As in termites, the gut microbiota of millipedes may also contribute to nitrogen metabolism by recycling uric acid or urea, which are waste products of the host [135, 136] or by reducing dietary nitrate [137]. We found that the gut microbiota of both E. pulchripes and G. connexa expresses genes involved in urea oxidation, denitrification, and dissimilatory nitrate reduction to ammonia (DNRA). Denitrification is an important process in various soil fauna, including earthworms [138] and termites [137]. The most important contributors to these activities in E. pulchripes (Spirobolida) and G. connexa (Glomeridae) are Actinobacteria, Firmicutes, and Proteobacteria. Assuming that denitrification produces traces of N2O, the production of this greenhouse gas may not be restricted to the Glomeridae family, as previously thought [139]. DNRA activities have been documented by stable-isotope analyses in soil-feeding termites [137, 140] and several freshwater insects [140]. Key genes of DNRA are the nitrite reductases nrfA and nirB [141]. They were expressed by members of Cellulomonadaceae (Actinobacteriota) from E. pulchripes and members of Proteobacteria from E. pulchripes and G. connexa. Likewise, the presence of the nrfAH genes has been established in the gut microbiota of termites [124, 142] and aquatic insects [140].

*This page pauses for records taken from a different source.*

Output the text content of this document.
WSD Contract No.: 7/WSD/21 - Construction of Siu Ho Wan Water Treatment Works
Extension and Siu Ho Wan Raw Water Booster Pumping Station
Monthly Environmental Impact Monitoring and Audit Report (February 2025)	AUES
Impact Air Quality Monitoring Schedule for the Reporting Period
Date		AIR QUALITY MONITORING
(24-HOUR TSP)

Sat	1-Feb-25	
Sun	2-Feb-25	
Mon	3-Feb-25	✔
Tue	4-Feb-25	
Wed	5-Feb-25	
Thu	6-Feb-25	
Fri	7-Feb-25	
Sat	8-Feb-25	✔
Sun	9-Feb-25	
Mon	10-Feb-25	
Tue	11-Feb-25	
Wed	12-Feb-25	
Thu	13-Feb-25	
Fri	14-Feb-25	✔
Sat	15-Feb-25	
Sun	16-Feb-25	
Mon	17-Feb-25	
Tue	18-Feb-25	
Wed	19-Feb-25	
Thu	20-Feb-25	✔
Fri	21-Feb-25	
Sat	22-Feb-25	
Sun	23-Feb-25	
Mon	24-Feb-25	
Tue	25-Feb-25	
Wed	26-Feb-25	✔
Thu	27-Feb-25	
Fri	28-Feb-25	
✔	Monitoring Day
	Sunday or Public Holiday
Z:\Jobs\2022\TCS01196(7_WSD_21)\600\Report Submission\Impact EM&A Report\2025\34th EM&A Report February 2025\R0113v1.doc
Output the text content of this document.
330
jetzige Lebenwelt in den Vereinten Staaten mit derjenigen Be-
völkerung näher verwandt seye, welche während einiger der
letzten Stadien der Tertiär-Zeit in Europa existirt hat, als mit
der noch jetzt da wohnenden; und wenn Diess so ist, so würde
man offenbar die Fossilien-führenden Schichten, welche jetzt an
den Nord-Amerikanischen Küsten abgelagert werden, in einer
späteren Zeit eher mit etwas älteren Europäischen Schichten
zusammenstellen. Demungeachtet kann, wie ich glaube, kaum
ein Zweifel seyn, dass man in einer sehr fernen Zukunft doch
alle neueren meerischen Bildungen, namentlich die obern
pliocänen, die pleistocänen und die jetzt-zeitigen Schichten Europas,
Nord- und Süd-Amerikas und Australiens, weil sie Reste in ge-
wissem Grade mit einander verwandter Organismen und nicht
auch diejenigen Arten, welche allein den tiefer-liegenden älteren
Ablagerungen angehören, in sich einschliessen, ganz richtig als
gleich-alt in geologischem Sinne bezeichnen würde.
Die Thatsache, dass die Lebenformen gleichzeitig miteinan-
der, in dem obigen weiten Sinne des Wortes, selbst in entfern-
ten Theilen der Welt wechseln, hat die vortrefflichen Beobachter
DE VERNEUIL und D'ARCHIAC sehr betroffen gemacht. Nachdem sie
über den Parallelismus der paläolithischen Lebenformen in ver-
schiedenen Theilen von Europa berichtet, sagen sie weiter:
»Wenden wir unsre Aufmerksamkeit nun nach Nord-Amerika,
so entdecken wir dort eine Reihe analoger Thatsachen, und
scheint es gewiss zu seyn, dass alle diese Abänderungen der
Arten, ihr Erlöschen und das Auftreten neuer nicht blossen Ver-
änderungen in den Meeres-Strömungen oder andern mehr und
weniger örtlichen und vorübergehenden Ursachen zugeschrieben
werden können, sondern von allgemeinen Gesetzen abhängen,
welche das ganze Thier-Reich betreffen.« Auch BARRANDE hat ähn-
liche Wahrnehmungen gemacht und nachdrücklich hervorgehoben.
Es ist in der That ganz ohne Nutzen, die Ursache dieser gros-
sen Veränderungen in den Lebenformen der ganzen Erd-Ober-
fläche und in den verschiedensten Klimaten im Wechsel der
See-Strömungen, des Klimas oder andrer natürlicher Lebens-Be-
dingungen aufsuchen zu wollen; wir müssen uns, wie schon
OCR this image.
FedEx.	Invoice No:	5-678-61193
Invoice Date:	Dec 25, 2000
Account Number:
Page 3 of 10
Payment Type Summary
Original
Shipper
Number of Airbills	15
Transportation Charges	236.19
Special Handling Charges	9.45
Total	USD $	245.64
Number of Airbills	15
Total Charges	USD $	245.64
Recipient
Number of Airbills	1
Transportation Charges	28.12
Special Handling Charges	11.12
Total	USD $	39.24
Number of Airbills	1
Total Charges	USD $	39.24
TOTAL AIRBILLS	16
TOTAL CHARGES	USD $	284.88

Several MAGs of Proteobacteria from E. pulchripes and G. connexa also expressed ureases (ureABC), suggesting they contribute to ammonia production from urea. Urease activity is common in many bacteria from host-associated environments [143, 144]. Proteobacteria and Actinobacteria with urease activity have been isolated from millipede guts [86, 145].

Conclusions

The data presented here is a comprehensive chart of the metabolic diversity in two millipede model species; one of Earth’s most important groups of detritivores. We found substantial differences in both abundance and diversity of the gut microbial community between two millipede species that differ in their size, habitat, and gut redox conditions but share the same diet and lifestyle. Many functions encoded by the gut microbiota were present in the MAGs of both species, including the capacity to degrade complex carbohydrates. Lignin-modifying enzymes were very few, but a high expression of genes for chitin degradation indicates that fungal biomass may play an important role in the millipede diet, perhaps exceeding that of plant polymers. Fermentative lineages (Clostridiales and Bacteroidales) were particularly abundant in the large E. pulchripes, but clear evidence for reductive acetogenesis was lacking. Instead, we found strong evidence for hydrogenotrophy, nitrogen recycling, and diazotrophy. The results should serve as a roadmap for further studies to test these hypotheses regarding the trophic role of millipedes.